Event Subscription Patterns

var processor = new OrderProcessor();

// Subscribe with lambda
processor.OrderPlaced += (sender, e) =>
{
    Console.WriteLine($"Order placed: {e.Order.Id}");
};

// Subscribe with method
processor.OrderPlaced += OnOrderPlaced;

void OnOrderPlaced(object? sender, OrderEventArgs e)
{
    // Handle event
}

// Unsubscribe
processor.OrderPlaced -= OnOrderPlaced;

Key Event Patterns

  • event keyword: restricts invocation to declaring class; prevents = assignment from outside
  • Standard pattern: public event EventHandler<TEventArgs> SomethingHappened
  • Custom accessors: add { } remove { } — enables lock, WeakReference, conditional subscription
  • Thread-safe invocation: capture delegate copy then invoke
  • EventArgs: derive for typed payloads; EventArgs.Empty for parameterless events
  • Weak event pattern: prevents memory leaks when subscriber outlives publisher

Memory Leak Prevention

// Common memory leak pattern
public class Subscriber : IDisposable
{
    private readonly Publisher _publisher;
    
    public Subscriber(Publisher publisher)
    {
        _publisher = publisher;
        _publisher.DataReceived += OnDataReceived; // Creates strong reference
    }
    
    private void OnDataReceived(object? sender, EventArgs e)
    {
        // Handle event
    }
    
    public void Dispose()
    {
        // MUST unsubscribe to prevent leak
        _publisher.DataReceived -= OnDataReceived;
    }
}
Always unsubscribe from events when the subscriber is disposed. Event subscriptions create strong references from publisher to subscriber, preventing garbage collection.

Best Practices

Do

  • Always unsubscribe (−=) from events when the subscriber is disposed
  • Use EventHandler<TArgs> as the standard event delegate signature
  • Implement OnXxx() protected virtual methods to allow derived classes to raise events

Don't

  • Invoke events without null checking — throw if no subscribers
  • Forget to unsubscribe long-lived subscribers from short-lived publisher events
  • Call Invoke() directly on the backing field without capturing a local copy (race condition)

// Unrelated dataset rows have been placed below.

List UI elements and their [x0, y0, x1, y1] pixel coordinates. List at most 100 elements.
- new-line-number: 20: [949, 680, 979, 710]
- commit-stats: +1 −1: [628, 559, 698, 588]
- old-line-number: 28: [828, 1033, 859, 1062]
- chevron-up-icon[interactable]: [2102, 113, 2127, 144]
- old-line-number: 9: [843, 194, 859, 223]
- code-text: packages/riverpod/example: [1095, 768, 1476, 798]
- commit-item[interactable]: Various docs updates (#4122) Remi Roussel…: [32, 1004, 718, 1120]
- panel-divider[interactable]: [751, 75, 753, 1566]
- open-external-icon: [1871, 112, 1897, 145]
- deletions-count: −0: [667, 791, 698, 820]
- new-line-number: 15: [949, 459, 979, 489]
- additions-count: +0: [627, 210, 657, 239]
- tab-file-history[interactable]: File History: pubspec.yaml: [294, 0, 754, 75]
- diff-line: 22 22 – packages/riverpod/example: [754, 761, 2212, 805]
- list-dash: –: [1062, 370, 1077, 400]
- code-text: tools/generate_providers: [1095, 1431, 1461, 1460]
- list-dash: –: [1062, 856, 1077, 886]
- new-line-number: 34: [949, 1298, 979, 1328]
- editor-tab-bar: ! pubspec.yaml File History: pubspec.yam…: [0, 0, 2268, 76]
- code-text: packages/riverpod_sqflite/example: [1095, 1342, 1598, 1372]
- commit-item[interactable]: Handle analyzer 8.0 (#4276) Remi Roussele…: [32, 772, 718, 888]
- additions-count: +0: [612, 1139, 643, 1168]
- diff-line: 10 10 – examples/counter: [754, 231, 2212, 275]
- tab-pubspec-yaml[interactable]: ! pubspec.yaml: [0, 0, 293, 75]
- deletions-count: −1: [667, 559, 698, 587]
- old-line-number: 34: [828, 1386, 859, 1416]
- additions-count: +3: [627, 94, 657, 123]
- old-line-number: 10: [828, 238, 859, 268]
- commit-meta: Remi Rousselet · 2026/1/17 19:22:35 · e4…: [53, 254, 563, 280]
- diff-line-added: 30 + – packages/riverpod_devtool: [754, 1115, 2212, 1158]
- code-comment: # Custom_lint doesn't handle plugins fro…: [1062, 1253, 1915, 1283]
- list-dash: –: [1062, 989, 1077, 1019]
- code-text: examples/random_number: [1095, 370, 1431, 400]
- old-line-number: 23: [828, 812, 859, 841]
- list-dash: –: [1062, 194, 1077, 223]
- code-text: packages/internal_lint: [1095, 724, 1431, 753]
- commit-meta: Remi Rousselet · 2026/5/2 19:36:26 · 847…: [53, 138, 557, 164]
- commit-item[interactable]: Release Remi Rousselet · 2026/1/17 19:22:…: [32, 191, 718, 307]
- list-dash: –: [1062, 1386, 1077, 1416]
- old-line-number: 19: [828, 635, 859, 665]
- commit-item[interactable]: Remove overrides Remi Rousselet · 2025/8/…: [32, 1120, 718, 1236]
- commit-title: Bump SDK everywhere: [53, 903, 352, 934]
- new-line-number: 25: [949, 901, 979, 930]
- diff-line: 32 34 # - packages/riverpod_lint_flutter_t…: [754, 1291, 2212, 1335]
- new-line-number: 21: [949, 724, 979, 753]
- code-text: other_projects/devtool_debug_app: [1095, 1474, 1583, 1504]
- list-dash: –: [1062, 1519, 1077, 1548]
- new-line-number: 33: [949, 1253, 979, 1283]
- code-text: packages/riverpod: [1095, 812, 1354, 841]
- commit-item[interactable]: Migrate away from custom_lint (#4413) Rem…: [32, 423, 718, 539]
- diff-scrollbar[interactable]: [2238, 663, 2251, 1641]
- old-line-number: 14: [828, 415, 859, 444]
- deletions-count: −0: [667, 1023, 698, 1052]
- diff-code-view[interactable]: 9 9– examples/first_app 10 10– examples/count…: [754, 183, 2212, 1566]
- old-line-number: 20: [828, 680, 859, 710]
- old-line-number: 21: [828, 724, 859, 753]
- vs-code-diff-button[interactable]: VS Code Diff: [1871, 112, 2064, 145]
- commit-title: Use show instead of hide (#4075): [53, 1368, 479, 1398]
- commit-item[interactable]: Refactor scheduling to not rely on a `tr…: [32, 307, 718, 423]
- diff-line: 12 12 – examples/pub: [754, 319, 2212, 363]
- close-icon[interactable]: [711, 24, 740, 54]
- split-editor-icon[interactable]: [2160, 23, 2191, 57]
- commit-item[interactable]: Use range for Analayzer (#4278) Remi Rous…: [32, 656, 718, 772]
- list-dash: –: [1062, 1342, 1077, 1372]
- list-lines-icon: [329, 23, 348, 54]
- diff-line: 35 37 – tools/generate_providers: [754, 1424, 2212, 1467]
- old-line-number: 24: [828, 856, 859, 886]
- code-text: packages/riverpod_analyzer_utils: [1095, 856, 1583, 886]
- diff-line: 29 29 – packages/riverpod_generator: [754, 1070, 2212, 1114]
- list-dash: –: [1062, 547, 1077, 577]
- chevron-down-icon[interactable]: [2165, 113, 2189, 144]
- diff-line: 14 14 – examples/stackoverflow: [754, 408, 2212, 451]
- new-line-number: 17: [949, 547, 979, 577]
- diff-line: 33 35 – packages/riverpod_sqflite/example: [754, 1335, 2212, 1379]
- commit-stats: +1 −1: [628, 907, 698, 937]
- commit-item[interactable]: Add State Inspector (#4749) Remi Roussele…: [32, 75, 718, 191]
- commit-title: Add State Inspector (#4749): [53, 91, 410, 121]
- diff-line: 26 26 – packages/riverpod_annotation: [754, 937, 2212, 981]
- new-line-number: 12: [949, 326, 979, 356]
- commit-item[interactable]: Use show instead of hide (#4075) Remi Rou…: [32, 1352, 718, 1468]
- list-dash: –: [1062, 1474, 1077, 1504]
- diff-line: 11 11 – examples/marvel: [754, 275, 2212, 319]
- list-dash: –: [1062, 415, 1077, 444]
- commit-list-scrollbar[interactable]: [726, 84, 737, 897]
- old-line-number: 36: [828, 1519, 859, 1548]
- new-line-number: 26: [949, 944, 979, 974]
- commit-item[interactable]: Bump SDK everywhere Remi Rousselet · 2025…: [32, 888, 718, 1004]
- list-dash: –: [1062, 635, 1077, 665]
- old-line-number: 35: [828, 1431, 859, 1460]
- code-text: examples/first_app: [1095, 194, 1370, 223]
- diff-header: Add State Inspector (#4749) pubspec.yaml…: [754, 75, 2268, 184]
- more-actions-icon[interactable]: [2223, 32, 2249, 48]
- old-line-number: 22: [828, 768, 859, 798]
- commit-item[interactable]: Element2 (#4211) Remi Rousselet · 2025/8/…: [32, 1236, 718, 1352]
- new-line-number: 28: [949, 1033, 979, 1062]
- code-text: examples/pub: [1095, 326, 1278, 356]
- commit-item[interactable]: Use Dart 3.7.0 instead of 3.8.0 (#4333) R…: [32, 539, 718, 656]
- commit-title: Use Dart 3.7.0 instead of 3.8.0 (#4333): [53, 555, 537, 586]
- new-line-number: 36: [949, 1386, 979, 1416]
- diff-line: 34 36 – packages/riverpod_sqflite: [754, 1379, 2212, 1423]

Advanced Delegate Patterns

// Inefficient: creates new delegate instance on each call
for (int i = 0; i < 1000; i++)
{
    items.ForEach(item => Process(item)); // Allocates delegate
}

// Efficient: cache the delegate
private static readonly Action<Item> ProcessAction = item => Process(item);

for (int i = 0; i < 1000; i++)
{
    items.ForEach(ProcessAction); // Reuses cached delegate
}

// Or use a method group (also cached by compiler)
for (int i = 0; i < 1000; i++)
{
    items.ForEach(Process); // Method group conversion cached
}
Caching delegates avoids allocation overhead in hot paths.